The irrational enthusiasm for the medical use cannabidiol, or CBD, is unique and frightening. We are watching the explosive creation of a multibillion-dollar industry poised to make tremendous profits off desperate patients and their loved ones.
I commend the Food and Drug Adminstration for tackling the enormous challenge of creating a regulatory pathway for cannabis-derived products. Congress had products like these in mind when it passed the Food, Drug and Cosmetic Act in 1906. Yet, even a century ago, people couldn’t have imagined the deceptive advertising we’re seeing today for CBD.
Anecdotes and testimonials, not science, are driving the marketing of unregulated, nonprescription forms of CBD. This scenario is reminiscent of 19th century patent medicines. These concoctions claimed to cure every known condition; their peddlers were commonly known as “snake oil” salesmen.

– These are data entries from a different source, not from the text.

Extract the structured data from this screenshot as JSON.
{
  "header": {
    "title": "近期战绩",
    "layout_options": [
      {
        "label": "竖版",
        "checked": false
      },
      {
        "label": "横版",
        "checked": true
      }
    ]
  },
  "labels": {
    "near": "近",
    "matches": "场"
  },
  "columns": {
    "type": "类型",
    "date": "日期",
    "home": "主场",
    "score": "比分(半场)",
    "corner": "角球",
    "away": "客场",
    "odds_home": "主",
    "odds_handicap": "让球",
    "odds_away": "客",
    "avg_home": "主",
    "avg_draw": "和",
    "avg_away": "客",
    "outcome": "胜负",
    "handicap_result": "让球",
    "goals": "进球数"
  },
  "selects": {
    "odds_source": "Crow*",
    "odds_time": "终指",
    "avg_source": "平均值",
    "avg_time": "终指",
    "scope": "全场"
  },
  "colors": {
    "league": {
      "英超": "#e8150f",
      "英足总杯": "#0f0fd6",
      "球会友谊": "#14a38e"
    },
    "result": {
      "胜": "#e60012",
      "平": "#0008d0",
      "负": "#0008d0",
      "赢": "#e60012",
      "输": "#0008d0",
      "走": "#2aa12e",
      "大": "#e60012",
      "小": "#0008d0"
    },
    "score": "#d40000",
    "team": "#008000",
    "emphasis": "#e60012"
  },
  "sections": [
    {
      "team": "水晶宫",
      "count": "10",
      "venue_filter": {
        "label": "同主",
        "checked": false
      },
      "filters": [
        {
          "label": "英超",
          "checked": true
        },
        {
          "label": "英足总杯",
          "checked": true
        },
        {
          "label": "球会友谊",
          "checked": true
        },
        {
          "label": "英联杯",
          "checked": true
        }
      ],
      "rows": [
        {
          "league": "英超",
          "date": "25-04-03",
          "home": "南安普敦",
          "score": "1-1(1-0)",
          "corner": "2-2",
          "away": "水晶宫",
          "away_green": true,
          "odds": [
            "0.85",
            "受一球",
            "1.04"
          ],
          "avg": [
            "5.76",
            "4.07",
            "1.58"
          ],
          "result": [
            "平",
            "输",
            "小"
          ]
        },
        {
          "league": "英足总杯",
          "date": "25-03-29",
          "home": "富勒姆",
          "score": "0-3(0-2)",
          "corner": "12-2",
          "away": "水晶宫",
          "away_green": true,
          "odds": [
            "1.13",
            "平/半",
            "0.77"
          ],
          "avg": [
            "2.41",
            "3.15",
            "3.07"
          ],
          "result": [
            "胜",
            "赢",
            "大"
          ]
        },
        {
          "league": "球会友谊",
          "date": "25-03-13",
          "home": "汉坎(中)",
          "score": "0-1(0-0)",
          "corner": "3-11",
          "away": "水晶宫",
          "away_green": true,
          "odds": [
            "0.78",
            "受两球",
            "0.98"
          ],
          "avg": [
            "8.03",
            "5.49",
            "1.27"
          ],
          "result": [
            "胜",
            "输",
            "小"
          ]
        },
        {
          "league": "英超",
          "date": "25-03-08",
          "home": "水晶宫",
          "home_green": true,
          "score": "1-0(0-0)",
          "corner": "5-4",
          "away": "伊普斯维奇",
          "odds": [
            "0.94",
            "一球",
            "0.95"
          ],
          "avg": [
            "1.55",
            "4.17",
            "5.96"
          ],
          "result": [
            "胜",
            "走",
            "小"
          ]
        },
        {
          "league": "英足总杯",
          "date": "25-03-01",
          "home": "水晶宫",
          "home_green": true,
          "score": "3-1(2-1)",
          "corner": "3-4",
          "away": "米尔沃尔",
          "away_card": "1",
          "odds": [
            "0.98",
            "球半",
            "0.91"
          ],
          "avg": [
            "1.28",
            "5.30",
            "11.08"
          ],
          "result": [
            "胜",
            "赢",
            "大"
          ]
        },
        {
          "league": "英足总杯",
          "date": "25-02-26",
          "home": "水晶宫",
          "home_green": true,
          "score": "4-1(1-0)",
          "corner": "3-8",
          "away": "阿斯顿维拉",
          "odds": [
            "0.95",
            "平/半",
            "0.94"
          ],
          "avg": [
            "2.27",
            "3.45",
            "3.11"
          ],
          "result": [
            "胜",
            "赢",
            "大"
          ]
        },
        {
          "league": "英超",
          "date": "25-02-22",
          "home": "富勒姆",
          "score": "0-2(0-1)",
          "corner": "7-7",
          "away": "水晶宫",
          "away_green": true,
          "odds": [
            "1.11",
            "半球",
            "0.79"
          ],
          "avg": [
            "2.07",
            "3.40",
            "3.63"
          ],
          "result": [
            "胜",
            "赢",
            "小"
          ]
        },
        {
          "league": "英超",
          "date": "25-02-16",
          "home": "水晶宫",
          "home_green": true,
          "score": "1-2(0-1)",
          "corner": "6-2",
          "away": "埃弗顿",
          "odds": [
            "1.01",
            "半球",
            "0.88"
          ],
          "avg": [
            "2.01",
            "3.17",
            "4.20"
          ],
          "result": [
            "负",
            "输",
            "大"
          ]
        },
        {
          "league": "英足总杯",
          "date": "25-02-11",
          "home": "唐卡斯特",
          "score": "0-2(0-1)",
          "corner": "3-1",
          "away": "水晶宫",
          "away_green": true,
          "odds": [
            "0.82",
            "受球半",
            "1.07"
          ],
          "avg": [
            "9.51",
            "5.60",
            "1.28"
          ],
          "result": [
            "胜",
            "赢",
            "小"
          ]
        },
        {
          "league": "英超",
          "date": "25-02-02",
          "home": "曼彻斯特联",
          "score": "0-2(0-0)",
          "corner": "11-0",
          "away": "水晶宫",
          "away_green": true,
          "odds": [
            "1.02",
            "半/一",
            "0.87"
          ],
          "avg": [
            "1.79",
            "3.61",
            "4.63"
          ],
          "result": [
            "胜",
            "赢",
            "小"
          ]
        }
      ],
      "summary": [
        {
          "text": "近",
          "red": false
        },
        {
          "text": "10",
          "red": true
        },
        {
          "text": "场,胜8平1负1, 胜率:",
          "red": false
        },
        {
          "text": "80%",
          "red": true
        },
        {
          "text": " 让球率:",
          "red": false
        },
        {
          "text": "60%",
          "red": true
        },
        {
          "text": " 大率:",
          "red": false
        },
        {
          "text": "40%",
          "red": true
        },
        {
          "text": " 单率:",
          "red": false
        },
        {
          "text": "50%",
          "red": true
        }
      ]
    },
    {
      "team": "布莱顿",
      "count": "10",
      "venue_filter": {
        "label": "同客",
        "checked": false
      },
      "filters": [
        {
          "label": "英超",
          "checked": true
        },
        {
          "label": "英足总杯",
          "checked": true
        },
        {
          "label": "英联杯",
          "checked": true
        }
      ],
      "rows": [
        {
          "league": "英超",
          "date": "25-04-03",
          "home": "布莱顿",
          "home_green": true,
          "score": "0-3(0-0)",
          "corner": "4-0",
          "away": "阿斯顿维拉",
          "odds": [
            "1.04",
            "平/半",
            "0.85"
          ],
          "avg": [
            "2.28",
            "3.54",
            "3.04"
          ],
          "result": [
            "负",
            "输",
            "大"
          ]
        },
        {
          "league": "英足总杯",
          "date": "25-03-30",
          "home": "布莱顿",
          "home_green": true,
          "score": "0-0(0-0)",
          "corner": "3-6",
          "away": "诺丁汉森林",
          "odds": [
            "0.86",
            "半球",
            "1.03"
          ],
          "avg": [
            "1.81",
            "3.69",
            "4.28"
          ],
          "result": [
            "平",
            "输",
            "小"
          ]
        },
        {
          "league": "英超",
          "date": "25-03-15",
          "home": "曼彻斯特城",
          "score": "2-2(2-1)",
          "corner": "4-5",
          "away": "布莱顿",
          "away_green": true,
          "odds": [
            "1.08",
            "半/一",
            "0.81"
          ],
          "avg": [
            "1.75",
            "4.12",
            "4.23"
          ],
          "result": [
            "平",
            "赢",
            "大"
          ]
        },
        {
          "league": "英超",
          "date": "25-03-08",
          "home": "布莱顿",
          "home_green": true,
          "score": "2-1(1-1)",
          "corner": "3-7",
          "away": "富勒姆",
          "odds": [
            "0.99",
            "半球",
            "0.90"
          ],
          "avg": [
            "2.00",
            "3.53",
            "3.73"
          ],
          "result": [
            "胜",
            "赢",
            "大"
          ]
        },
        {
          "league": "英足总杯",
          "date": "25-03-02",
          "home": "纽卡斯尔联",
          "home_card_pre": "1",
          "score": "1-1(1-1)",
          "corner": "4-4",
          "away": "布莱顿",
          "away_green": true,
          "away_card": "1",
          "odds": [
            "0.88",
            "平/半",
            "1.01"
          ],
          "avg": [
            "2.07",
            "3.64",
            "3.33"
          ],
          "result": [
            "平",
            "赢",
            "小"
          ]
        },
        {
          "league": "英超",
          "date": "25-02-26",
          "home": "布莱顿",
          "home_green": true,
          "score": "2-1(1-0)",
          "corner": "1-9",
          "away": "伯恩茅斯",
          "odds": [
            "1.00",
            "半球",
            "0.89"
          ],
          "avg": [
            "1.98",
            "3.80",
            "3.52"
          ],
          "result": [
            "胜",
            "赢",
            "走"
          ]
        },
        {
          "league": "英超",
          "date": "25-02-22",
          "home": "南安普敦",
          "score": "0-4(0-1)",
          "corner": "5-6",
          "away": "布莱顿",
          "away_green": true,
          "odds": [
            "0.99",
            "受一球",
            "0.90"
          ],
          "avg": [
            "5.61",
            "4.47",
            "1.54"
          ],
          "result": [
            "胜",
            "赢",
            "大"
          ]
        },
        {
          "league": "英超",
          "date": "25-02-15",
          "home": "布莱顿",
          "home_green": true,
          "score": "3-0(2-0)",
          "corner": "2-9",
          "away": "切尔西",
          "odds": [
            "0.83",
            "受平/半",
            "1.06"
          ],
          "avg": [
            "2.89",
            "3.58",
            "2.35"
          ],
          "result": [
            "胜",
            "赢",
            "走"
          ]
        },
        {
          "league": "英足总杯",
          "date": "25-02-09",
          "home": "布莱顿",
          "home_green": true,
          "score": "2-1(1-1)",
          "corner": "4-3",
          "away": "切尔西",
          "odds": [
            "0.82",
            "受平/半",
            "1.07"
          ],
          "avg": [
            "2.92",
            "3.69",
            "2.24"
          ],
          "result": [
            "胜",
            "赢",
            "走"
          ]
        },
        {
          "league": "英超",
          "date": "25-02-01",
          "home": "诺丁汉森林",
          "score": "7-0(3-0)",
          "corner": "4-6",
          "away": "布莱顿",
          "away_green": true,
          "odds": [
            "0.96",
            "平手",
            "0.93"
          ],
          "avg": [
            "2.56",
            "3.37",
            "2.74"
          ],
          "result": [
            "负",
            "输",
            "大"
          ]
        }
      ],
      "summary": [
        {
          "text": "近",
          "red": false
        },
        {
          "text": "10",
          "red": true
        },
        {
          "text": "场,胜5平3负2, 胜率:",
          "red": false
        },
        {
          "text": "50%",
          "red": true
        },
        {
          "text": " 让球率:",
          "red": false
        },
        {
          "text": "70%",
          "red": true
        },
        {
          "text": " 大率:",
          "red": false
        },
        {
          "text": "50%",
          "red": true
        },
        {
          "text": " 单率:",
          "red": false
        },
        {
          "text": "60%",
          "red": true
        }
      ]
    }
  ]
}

The CBD industry is sidestepping the great advances made over the past 113 years to subject health claims to careful investigation. It’s the manufacturer’s responsibility to provide accurate information to the public and ensure the safety, efficacy, and purity of health-related products.
The FDA must require CBD product manufacturers making health claims to subject their products to robust preclinical and clinical trials, and ultimately submit their data to FDA for review and, if appropriate, clearance for marketing.
I recognize that if CBD-based products are made available only through a prescription, they will be more expensive and more difficult to access. But CBD products for medicinal use should be of the highest quality — meaning they won’t be cheap to manufacture or sell. Safety is paramount; we should not cut corners for the sake of reducing costs. Patients and their clinicians have fought for and deserve the ability to rely upon the FDA’s regulatory process and enforcement mechanisms when making decisions about what they ingest to improve their health and treat disease.
I enthusiastically support the development of cannabinoid-based medicines, but today, scientific support for using these unique chemicals for medical purposes is scant, outside of three seldom-used FDA-approved drugs.
At present, there are no robust clinical studies that demonstrate safety and efficacy, no dosing guidelines, and no standardized products to assess concentration and purity for CBD. Every “dose” is different due to wide variations in the amounts of CBD, tetrahydrocannabinol or THC, other potentially active ingredients, additives, and toxins that are present in these products. The public deserves to know what they’re buying and consuming.
It is also of deep concern that the THC levels in most CBD products, even those derived from the hemp plant, could upend the drug testing systems currently in place in substance use disorder treatment centers, the workplace, the transportation sector, and elsewhere in which safety is paramount. We may increasingly find ourselves in situations where people using marijuana in violation of legal statutes or employer regulations claim that they tested positive for marijuana because their CBD product must have contained THC.
An unregulated CBD industry thus creates a wide-open path for that bogus defense, but also for the wrongful termination of employees who did nothing wrong. For people using CBD products with no knowledge or expectation that they contained THC could be fired from their jobs due to testing positive on drug screens. Those unjust terminations could follow them for the rest of their lives.
We are sitting back while a tidal wave of CBD seems to be making its way into everything from candy bars to cappuccinos, claiming to cure all ills. Shouldn’t this set off alarms? What other medicine or health product cures everything?
I urge FDA to respond to this need to protect all Americans through the Food, Drug and Cosmetic Act mandate. Use the tools the organization already has in place to subject CBD to the same scrutiny faced by other products making health claims.
The public health demands this. The country deserves it.
Robert L. DuPont. MD, is a former director of the NIH National Institute on Drug Abuse and president of the Maryland-based Institute for Behavior and Health.